DTN Oil Update
Oil Futures Climb on Iranian Crude Trade Sanctions
HOUSTON (DTN) -- Oil futures rose on Monday after the Treasury's Office of Foreign Assets Control and the U.S. Department of State imposed sanctions Monday on Iranian crude trade.
The sanctions target over 30 individuals and vessels that presumably participated in the sale and transportation of Iranian petroleum.
"Among those sanctioned today are oil brokers in the United Arab Emirates (UAE) and Hong Kong, tanker operators and mangers in India and People's Republic of China, the head of Iran's National Iranian Oil Company, and the Iranian Oil Terminals Company, whose operations help finance Iran's destabilizing activities," according to a Department of the Treasury statement released Monday.

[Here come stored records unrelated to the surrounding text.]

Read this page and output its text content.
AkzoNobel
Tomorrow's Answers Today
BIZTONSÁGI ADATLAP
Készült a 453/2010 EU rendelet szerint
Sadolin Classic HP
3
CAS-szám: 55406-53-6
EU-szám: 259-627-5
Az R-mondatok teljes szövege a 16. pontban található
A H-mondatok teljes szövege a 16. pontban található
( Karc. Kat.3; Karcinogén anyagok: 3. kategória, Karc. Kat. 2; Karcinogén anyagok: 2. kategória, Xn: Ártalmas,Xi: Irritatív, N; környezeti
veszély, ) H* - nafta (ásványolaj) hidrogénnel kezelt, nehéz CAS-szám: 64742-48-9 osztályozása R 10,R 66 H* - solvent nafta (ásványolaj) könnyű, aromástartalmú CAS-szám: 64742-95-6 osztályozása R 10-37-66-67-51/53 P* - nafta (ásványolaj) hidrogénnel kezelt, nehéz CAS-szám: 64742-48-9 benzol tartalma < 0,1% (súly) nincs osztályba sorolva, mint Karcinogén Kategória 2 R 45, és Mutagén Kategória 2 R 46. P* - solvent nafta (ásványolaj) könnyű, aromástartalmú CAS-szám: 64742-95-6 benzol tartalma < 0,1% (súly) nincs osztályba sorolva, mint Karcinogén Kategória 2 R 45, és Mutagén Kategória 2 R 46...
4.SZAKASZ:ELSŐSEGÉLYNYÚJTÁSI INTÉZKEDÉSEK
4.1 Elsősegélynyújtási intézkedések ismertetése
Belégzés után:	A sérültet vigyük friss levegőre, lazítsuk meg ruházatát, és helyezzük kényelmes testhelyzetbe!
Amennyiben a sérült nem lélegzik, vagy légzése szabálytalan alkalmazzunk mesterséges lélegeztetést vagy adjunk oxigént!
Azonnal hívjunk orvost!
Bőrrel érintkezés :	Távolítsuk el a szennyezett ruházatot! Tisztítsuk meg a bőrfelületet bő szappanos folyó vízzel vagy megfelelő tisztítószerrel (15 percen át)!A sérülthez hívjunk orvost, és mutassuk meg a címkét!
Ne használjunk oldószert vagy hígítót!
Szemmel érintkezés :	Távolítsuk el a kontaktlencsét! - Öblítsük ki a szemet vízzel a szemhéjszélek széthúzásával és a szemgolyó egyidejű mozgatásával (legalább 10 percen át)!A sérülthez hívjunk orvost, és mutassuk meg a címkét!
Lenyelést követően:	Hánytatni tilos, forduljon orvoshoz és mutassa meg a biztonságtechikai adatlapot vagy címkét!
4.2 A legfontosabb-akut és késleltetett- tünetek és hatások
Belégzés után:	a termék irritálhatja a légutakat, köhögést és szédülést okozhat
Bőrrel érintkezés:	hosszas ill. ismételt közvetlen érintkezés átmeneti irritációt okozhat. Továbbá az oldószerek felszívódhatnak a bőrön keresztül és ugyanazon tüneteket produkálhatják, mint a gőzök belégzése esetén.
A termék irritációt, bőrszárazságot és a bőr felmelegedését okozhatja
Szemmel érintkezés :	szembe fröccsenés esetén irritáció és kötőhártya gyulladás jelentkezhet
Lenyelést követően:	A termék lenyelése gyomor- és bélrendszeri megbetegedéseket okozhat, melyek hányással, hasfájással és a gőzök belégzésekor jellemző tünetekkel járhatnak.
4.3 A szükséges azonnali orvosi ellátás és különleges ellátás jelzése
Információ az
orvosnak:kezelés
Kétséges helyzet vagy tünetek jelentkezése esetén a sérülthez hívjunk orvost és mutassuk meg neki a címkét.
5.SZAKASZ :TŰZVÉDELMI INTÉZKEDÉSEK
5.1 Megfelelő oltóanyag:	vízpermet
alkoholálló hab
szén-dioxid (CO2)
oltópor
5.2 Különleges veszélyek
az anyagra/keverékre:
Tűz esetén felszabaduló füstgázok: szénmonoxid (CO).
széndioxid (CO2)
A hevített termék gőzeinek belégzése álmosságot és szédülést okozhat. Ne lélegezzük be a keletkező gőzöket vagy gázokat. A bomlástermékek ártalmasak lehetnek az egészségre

The front-month NYMEX WTI futures edged up by $0.46 to $70.86 bbl while the April ICE Brent futures contract rose by $0.43 to $74.86 bbl. ULSD futures contract for March delivery increased by $0.0140 to $2.4463 gallon. In contrast, March RBOB futures contract fell by $0.0083 to $2.0184 gallon.
The U.S. Dollar Index rose by 0.07% to 106.59 against a basket of foreign currencies.

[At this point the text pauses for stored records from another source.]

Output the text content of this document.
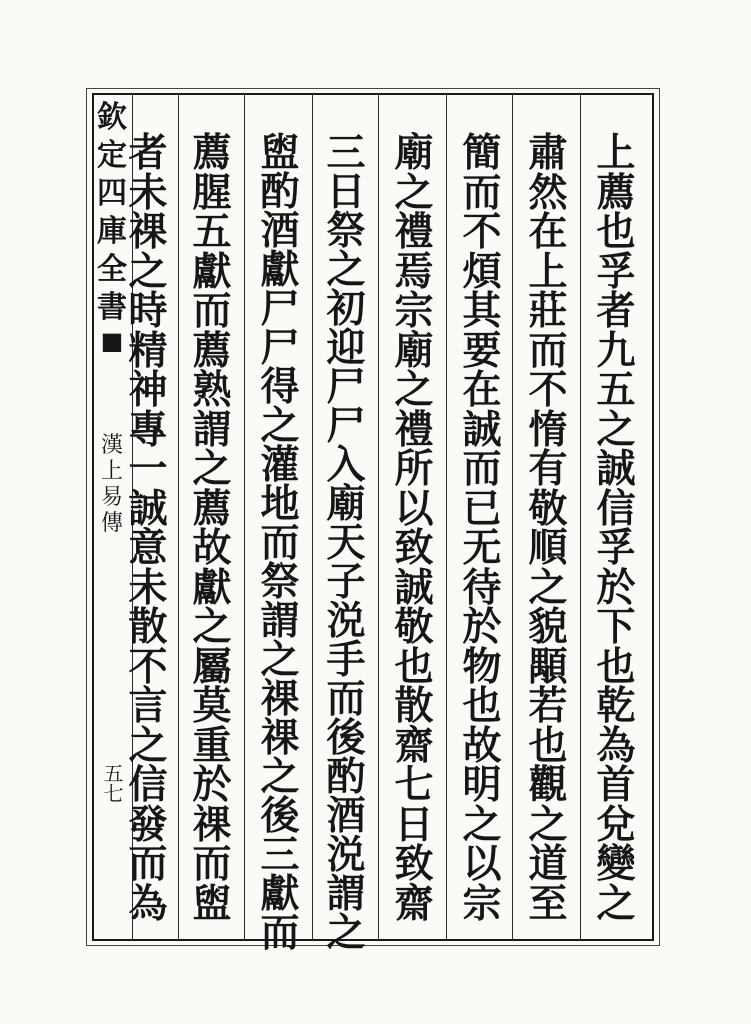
欽
定
四
庫
全
書
■
漢
上
易
傳
五七
上
薦
也
孚
者
九
五
之
誠
信
孚
於
下
也
乾
為
首
兌
變
之
肅
然
在
上
莊
而
不
惰
有
敬
順
之
貌
顒
若
也
觀
之
道
至
簡
而
不
煩
其
要
在
誠
而
已
无
待
於
物
也
故
明
之
以
宗
廟
之
禮
焉
宗
廟
之
禮
所
以
致
誠
敬
也
散
齋
七
日
致
齋
三
日
祭
之
初
迎
尸
尸
入
廟
天
子
涚
手
而
後
酌
酒
涚
謂
之
盥
酌
酒
獻
尸
尸
得
之
灌
地
而
祭
謂
之
祼
祼
之
後
三
獻
而
薦
腥
五
獻
而
薦
熟
謂
之
薦
故
獻
之
屬
莫
重
於
祼
而
盥
者
未
祼
之
時
精
神
專
一
誠
意
未
散
不
言
之
信
發
而
為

Stricter sanctions on Russian and Iranian crude were expected to put upward pressure on oil prices, but increasing U.S. crude inventories in recent weeks, coupled with sluggish global demand and the volatility generated by the trade tariff war, have offset the bullish sentiment in the oil futures market.
Meanwhile, the restarting of Iraqi oil exports from the Kurdistan region in a week is also expected to add more pressure on oil prices.

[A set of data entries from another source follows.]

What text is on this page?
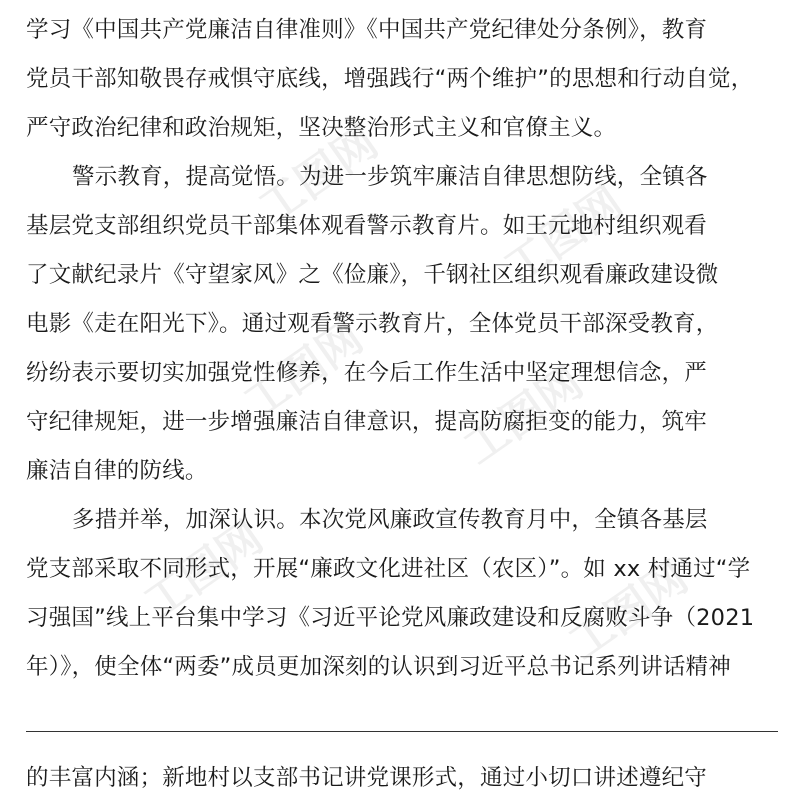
工图网
工图网
工图网 工图网
工图网	工图网
学习《中国共产党廉洁自律准则》《中国共产党纪律处分条例》，教育
党员干部知敬畏存戒惧守底线，增强践行“两个维护”的思想和行动自觉，
严守政治纪律和政治规矩，坚决整治形式主义和官僚主义。
警示教育，提高觉悟。为进一步筑牢廉洁自律思想防线，全镇各
基层党支部组织党员干部集体观看警示教育片。如王元地村组织观看
了文献纪录片《守望家风》之《俭廉》，千钢社区组织观看廉政建设微
电影《走在阳光下》。通过观看警示教育片，全体党员干部深受教育，
纷纷表示要切实加强党性修养，在今后工作生活中坚定理想信念，严
守纪律规矩，进一步增强廉洁自律意识，提高防腐拒变的能力，筑牢
廉洁自律的防线。
多措并举，加深认识。本次党风廉政宣传教育月中，全镇各基层
党支部采取不同形式，开展“廉政文化进社区（农区）”。如 xx 村通过“学
习强国”线上平台集中学习《习近平论党风廉政建设和反腐败斗争（2021
年）》，使全体“两委”成员更加深刻的认识到习近平总书记系列讲话精神
的丰富内涵；新地村以支部书记讲党课形式，通过小切口讲述遵纪守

U.S. President Donald Trump recently ordered Iraq to allow the restart of Kurdish oil exports through a pipeline running from Iraq's Kurdistan region to Turkey, which has been closed since March 2023, according to media reports.
In January, Trump requested that Saudi Arabia and OPEC to increase their oil production, arguing that if oil prices dropped, it would help to end the Russia-Ukraine war immediately.